P. aeruginosa is a common pathogen in chronic respiratory tract infections (particularly in cystic fibrosis (CF) sufferers). It typically makes a biofilm, making infection treatment difficult. In a study investigating the inhibitory effects of NAC on biofilms produced by P. aeruginosa, results demonstrated that NAC holds antibacterial properties against the pathogen, and may detach P. aeruginosa biofilms. It is therefore suggested that NAC may be a new strategy for the treatment of biofilm-associated chronic respiratory infections due to P. aeruginosa, and further research is warranted.

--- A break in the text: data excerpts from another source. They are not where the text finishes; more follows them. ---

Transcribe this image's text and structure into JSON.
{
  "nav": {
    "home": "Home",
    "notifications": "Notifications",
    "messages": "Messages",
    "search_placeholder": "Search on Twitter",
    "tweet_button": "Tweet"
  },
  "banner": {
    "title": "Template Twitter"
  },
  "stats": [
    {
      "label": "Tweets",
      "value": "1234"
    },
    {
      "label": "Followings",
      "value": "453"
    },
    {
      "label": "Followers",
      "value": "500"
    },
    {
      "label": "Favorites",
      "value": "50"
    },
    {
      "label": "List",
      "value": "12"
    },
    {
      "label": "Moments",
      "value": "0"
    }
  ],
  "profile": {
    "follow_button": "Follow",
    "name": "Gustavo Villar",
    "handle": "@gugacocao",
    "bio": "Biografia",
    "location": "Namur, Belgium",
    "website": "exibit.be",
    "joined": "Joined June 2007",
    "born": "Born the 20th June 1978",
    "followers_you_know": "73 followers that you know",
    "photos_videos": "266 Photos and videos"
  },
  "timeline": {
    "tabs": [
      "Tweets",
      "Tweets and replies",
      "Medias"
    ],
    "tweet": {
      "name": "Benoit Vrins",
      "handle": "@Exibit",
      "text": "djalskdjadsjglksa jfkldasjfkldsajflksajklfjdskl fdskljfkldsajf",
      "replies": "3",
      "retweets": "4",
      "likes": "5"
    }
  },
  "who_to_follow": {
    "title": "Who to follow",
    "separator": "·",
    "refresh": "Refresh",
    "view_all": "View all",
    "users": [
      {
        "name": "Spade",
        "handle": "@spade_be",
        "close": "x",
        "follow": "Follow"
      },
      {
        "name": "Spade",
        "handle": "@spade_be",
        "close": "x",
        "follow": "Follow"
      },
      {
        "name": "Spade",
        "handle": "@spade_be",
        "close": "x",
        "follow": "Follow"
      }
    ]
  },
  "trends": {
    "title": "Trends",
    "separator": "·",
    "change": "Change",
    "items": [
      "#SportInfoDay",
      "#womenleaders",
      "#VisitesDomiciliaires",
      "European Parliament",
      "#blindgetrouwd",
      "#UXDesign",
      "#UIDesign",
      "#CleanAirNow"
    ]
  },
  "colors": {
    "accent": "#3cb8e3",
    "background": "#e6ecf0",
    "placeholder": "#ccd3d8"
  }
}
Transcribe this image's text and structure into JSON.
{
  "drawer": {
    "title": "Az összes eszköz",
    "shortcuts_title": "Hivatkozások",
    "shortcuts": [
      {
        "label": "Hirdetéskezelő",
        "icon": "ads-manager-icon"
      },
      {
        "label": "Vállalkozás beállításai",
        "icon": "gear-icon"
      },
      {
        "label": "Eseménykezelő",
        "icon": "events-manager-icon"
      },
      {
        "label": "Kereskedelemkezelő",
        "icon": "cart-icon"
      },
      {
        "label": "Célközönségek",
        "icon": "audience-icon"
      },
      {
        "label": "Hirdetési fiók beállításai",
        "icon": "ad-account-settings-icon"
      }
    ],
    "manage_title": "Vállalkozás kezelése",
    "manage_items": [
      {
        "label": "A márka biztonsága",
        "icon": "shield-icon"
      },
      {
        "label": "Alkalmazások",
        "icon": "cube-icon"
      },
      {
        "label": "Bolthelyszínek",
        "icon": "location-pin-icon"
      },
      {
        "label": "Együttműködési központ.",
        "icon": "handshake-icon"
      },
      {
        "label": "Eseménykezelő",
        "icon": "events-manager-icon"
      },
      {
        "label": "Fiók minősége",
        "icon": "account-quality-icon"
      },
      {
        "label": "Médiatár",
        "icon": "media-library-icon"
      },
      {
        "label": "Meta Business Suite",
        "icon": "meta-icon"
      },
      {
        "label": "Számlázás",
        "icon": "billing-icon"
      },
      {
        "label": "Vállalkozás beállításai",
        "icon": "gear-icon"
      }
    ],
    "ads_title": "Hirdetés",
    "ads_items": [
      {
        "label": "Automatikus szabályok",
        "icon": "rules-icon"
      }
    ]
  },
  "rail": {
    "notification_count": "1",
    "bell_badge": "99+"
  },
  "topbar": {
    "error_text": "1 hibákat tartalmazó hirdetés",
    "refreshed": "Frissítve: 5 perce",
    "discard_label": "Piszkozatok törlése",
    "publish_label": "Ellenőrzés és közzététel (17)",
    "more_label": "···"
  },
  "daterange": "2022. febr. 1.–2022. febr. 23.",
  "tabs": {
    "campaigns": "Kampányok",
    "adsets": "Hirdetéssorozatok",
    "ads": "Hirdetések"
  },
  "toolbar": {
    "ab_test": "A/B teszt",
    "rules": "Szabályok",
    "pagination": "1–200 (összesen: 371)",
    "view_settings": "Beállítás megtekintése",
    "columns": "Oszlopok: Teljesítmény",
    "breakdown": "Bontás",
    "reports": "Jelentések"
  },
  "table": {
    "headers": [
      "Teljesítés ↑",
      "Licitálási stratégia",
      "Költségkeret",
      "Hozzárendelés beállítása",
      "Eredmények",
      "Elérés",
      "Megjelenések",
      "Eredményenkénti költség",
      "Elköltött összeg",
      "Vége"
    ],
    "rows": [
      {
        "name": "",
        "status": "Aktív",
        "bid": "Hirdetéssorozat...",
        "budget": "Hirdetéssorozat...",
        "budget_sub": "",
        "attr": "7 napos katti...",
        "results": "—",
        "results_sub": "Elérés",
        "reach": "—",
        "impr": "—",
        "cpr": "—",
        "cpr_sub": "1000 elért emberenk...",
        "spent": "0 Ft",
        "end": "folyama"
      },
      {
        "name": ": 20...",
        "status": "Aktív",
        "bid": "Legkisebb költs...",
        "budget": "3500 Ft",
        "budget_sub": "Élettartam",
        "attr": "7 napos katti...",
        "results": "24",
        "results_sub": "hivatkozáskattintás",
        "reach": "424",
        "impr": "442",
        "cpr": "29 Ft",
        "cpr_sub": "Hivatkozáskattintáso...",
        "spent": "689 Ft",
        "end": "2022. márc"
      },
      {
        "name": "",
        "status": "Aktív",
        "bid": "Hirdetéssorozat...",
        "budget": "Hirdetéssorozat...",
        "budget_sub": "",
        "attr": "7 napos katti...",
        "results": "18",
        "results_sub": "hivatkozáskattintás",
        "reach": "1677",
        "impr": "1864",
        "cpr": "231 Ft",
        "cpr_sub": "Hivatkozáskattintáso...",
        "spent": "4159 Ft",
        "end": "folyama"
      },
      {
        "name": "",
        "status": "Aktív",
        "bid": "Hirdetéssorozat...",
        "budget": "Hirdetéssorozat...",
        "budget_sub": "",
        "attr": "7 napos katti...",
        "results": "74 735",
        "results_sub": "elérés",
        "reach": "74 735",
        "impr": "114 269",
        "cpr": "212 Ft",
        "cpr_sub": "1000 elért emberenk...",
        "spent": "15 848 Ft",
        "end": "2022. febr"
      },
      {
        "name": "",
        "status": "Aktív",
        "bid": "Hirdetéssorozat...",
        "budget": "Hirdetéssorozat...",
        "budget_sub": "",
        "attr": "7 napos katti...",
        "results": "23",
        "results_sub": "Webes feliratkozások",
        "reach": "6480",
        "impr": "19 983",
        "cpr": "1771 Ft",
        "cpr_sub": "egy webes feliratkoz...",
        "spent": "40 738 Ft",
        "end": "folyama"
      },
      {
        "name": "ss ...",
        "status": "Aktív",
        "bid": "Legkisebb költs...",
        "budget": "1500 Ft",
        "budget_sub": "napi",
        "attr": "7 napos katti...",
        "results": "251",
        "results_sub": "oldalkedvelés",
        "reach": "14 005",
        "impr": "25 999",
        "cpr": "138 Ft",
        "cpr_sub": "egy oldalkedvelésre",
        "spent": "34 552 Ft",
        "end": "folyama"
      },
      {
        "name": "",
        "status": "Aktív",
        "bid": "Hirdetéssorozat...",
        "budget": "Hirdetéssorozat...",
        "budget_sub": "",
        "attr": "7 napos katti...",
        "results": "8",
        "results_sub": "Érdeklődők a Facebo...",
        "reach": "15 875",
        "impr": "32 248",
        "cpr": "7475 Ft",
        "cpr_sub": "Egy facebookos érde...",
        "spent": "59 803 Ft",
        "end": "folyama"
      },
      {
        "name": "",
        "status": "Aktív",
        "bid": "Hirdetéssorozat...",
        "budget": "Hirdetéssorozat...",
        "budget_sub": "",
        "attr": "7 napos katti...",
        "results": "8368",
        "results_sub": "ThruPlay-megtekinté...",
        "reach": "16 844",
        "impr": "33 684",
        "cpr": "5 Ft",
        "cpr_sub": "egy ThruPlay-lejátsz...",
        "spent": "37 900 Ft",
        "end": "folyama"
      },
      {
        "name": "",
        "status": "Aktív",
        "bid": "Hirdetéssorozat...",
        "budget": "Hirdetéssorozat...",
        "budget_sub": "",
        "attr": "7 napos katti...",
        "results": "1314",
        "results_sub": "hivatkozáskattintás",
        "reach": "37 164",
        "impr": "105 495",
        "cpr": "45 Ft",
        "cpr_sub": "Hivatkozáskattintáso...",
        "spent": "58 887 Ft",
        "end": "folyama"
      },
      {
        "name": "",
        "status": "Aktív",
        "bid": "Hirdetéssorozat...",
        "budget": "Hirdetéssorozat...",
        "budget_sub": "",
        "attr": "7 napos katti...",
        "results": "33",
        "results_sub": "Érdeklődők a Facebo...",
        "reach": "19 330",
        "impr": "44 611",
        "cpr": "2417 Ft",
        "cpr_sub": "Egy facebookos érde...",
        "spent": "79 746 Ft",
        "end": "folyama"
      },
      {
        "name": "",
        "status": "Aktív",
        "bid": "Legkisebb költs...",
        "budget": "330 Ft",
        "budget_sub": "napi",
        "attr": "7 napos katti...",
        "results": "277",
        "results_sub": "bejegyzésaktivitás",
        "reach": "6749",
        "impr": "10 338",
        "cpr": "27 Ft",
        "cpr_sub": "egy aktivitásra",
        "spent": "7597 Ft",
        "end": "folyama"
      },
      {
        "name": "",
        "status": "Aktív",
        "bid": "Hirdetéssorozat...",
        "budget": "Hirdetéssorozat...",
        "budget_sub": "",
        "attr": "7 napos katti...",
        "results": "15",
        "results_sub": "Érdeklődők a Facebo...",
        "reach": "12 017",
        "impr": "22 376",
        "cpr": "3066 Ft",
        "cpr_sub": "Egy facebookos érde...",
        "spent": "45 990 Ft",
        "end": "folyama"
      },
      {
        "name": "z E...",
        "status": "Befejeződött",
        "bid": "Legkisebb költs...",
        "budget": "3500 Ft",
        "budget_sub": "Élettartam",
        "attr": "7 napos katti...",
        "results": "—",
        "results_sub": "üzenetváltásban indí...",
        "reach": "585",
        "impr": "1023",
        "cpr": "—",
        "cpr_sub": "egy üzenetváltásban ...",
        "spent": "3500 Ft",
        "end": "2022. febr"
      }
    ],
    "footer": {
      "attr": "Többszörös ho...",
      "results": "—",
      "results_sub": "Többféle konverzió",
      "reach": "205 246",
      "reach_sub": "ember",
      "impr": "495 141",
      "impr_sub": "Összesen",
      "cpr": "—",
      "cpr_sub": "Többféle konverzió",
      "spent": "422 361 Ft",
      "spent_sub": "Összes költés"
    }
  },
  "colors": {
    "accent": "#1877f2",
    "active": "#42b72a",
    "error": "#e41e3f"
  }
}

Dental plaque is one of the more obvious and tough-to-treat forms of biofilm. As a compound with a wide safety margin, NAC has demonstrated the potential as a therapy to be used as an antiplaque, bacteriostatic agent for managing chronic dental decay. The potential anticaries benefit of NAC is directly related to reducing the biofilm coverage which reduces the degree of acid generation and the amount of time that the surface is exposed to the lower pH.
In conclusion, NAC represents an interesting consideration to promote the resolution of persistent infections which may have previously resisted standard antimicrobial treatments. It not only demonstrates the ability to interfere with bacterial communication and suppression of virulence factors, but inhibits biofilm formation, disrupts mature biofilms, assists with mucus breakdown and provides local anti-inflammatory and antioxidant benefits.